These are known thermodynamic relationships and can be expressed as differential equations of the temperatures in question, albeit with some unknown coefficients. These differential terms can be accumulated to create a master differential equation to model the temperature of the main bearing. Furthermore, in a system where we want to model multiple drive train components, we can chain these together in order to form a set of simultaneous differential equations.
These differential models can be represented in matrix form and numerically integrated using input SCADA data with the standard logging timestep (usually 10 minutes). The unknown coefficients are “learnt” by running this integration inside an optimisation loop that attempts to minimise the residual (i.e. the difference) between the real and predicted temperature signal or signals.
One of the benefits of this approach is that the unknown coefficients can be learnt from a relatively short training period and produce a predicted signal that fits quite well with reality. They are able to use their physical understanding of the system to generalise, whereas machine learning models need to see a comprehensive cross-section of representative scenarios to train from in order to generalise well. This means that the latter need to be trained on several months of data if not years, covering a wide seasonal range of temperatures, to get anything approaching a good fit. The figure below compares the median training times per turbine and the evaluated (on a separate 4-month period) accuracy in predicting the main bearing temperature signal for 2MW turbines in a European wind farm. The machine learning (ML) model in this case was a random forest regressor with 40 trees and hyper parameters tuned with a cross-validation search.
What is noticeable is that the physics models already fit pretty well with a single day of training (as long as it’s a somewhat typical day!), and increasing the training time to a multi-season period does reduce the error but not by all that much.
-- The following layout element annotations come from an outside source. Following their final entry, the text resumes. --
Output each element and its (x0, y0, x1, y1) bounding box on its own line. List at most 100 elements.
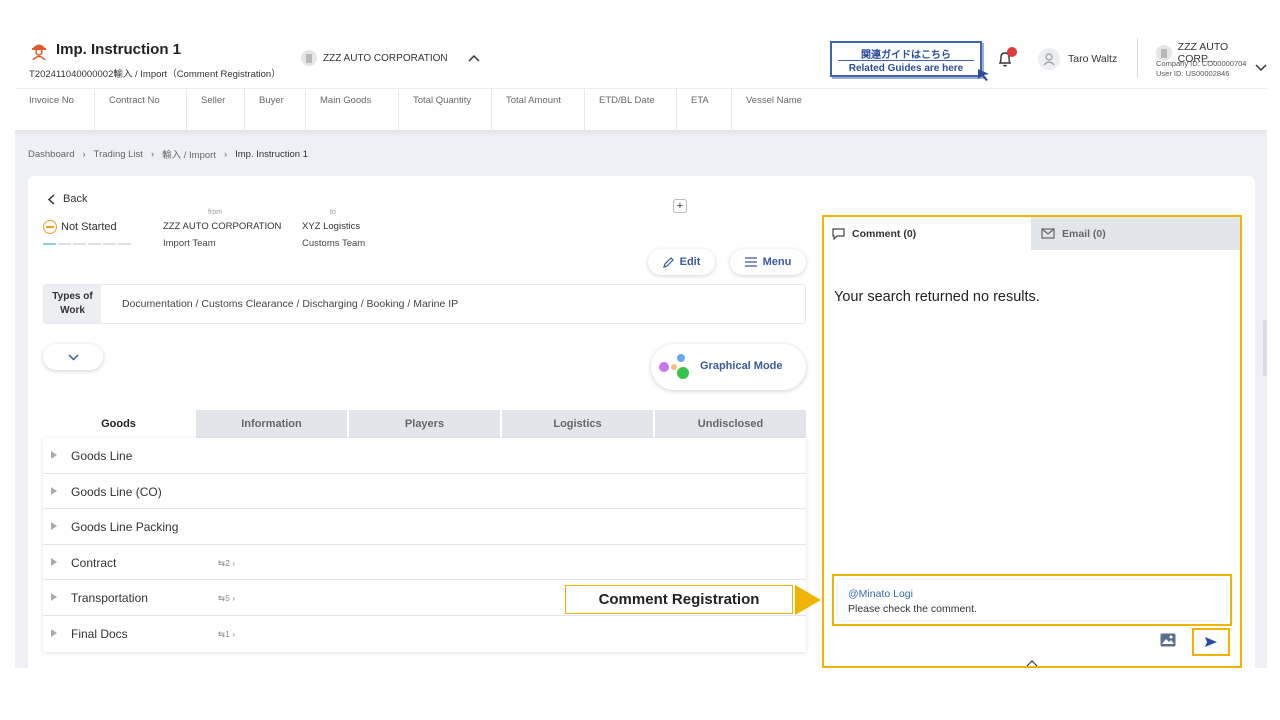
comment-text: Please check the comment. (848, 603, 977, 615)
chevron-right-icon: › (150, 148, 155, 160)
menu-button[interactable]: Menu (730, 249, 806, 275)
progress-step (88, 243, 101, 245)
comment-panel-tabs: Comment (0) Email (0) (824, 217, 1240, 250)
count-value: 1 (225, 628, 230, 639)
comment-input[interactable]: @Minato Logi Please check the comment. (838, 580, 1226, 620)
back-button[interactable]: Back (48, 193, 87, 205)
tab-information[interactable]: Information (194, 410, 347, 438)
user-name[interactable]: Taro Waltz (1068, 53, 1117, 65)
expand-details-button[interactable] (43, 344, 103, 370)
screenshot-stage: Imp. Instruction 1 T202411040000002輸入 / … (0, 0, 1280, 720)
progress-step (43, 243, 56, 245)
tab-undisclosed[interactable]: Undisclosed (653, 410, 806, 438)
cursor-arrow-icon (978, 69, 989, 81)
header-divider (1137, 38, 1138, 78)
add-button[interactable]: + (673, 199, 687, 213)
caret-right-icon (51, 522, 57, 531)
caret-right-icon (51, 486, 57, 495)
chevron-right-icon: › (82, 148, 86, 160)
avatar[interactable] (1038, 48, 1060, 70)
scrollbar[interactable] (1263, 320, 1267, 376)
not-started-icon (43, 220, 57, 234)
from-company: ZZZ AUTO CORPORATION (163, 221, 282, 232)
caret-right-icon (51, 628, 57, 637)
progress-step (103, 243, 116, 245)
chevron-down-icon[interactable] (1255, 64, 1267, 72)
detail-tabs: Goods Information Players Logistics Undi… (43, 410, 806, 438)
column-contract-no: Contract No (94, 89, 198, 130)
column-vessel-name: Vessel Name (731, 89, 831, 130)
column-etd-bl-date: ETD/BL Date (584, 89, 676, 130)
list-item[interactable]: Final Docs ⇆1 › (43, 616, 806, 652)
types-of-work: Types of Work Documentation / Customs Cl… (43, 284, 806, 324)
chevron-up-icon[interactable] (468, 54, 480, 62)
to-team: Customs Team (302, 238, 366, 249)
tab-comment-label: Comment (0) (852, 227, 917, 240)
list-item-count: ⇆1 › (218, 628, 236, 639)
caret-right-icon (51, 451, 57, 459)
annotation-arrow (795, 585, 821, 615)
tab-logistics[interactable]: Logistics (500, 410, 653, 438)
tab-goods[interactable]: Goods (43, 410, 194, 438)
graphical-mode-label: Graphical Mode (700, 360, 783, 372)
user-id: User ID: US00002846 (1156, 69, 1230, 78)
chevron-down-icon (67, 353, 79, 361)
list-item-label: Goods Line Packing (71, 520, 179, 535)
related-guides-button[interactable]: 関連ガイドはこちら Related Guides are here (830, 41, 982, 77)
breadcrumb-current: Imp. Instruction 1 (235, 148, 308, 160)
from-label: from (208, 209, 222, 216)
types-label-line-1: Types of (52, 291, 93, 302)
status-label: Not Started (61, 221, 117, 233)
types-label-line-2: Work (60, 305, 85, 316)
progress-step (58, 243, 71, 245)
column-invoice-no: Invoice No (29, 95, 74, 106)
list-item-count: ⇆5 › (218, 593, 236, 604)
comment-input-highlight: @Minato Logi Please check the comment. (832, 574, 1232, 626)
status-badge: Not Started (43, 220, 117, 234)
menu-label: Menu (762, 256, 792, 268)
breadcrumb: Dashboard › Trading List › 輸入 / Import ›… (28, 147, 308, 162)
company-selector-label: ZZZ AUTO CORPORATION (323, 52, 448, 64)
graphical-mode-button[interactable]: Graphical Mode (651, 344, 806, 390)
back-label: Back (63, 193, 88, 205)
company-selector[interactable]: ZZZ AUTO CORPORATION (301, 50, 480, 66)
chevron-left-icon (48, 193, 55, 205)
edit-button[interactable]: Edit (648, 249, 715, 275)
list-item-label: Goods Line (CO) (71, 484, 162, 499)
to-label: to (330, 209, 336, 216)
progress-step (73, 243, 86, 245)
column-total-amount: Total Amount (491, 89, 584, 130)
progress-steps (43, 243, 131, 245)
send-icon (1205, 637, 1217, 647)
list-item[interactable]: Goods Line Packing (43, 509, 806, 545)
image-upload-icon[interactable] (1160, 633, 1176, 647)
from-team: Import Team (163, 238, 216, 249)
page-subtitle: T202411040000002輸入 / Import（Comment Regi… (29, 69, 281, 80)
list-item-label: Contract (71, 555, 117, 570)
list-item[interactable]: Goods Line (43, 438, 806, 474)
annotation-callout: Comment Registration (565, 585, 793, 614)
summary-column-bar: Invoice No Contract No Seller Buyer Main… (15, 88, 1267, 130)
tab-players[interactable]: Players (347, 410, 500, 438)
tab-comment[interactable]: Comment (0) (824, 217, 1031, 250)
list-item[interactable]: Contract ⇆2 › (43, 545, 806, 581)
guide-label-en: Related Guides are here (848, 63, 964, 74)
breadcrumb-trading-list[interactable]: Trading List (94, 149, 143, 160)
list-item[interactable]: Goods Line (CO) (43, 474, 806, 510)
breadcrumb-dashboard[interactable]: Dashboard (28, 149, 74, 160)
notification-badge (1007, 47, 1017, 57)
types-of-work-value: Documentation / Customs Clearance / Disc… (122, 298, 459, 310)
tab-email-label: Email (0) (1062, 227, 1106, 240)
guide-label-jp: 関連ガイドはこちら (861, 50, 951, 61)
column-main-goods: Main Goods (305, 89, 393, 130)
to-company: XYZ Logistics (302, 221, 361, 232)
count-value: 5 (225, 593, 230, 604)
network-graph-icon (659, 354, 689, 379)
breadcrumb-import[interactable]: 輸入 / Import (162, 147, 216, 161)
list-item-label: Transportation (71, 591, 148, 606)
tab-email[interactable]: Email (0) (1031, 217, 1240, 250)
chevron-up-icon[interactable] (1026, 660, 1038, 667)
send-button[interactable] (1192, 628, 1230, 656)
user-icon (1043, 53, 1055, 66)
comment-mention: @Minato Logi (848, 588, 913, 600)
This is because, with a good physical representation, the coefficients are in theory constants, and a few cycles in ambient temperature and rotor speed variation is enough to learn these coefficients.
Furthermore, the training time of the physics models does not scale as rapidly as those of the machine learning model, with the latter needing 5 core hours to train on a year’s data! Although, the running of the physical model inside the integration loop increases linearly with training period, a longer training period with a large number of residuals allows the optimiser to find the best coefficients in a fewer number of iterations thus rendering the training time less than linear.
There is no doubt that machine learning is going to play a huge role in the operation and optimisation of wind power plants in the future, and most other aspects of life for that matter. By and large this should bring about positive change, but nature loves the path of least resistance and the temptation to default to simply throwing cheap computing power around is strong. In doing so we may overlook alternative, more accurate and more efficient methods that allow us to reach better conclusions faster.
ML might be the coolest kid on the block, but let’s not forget about physics!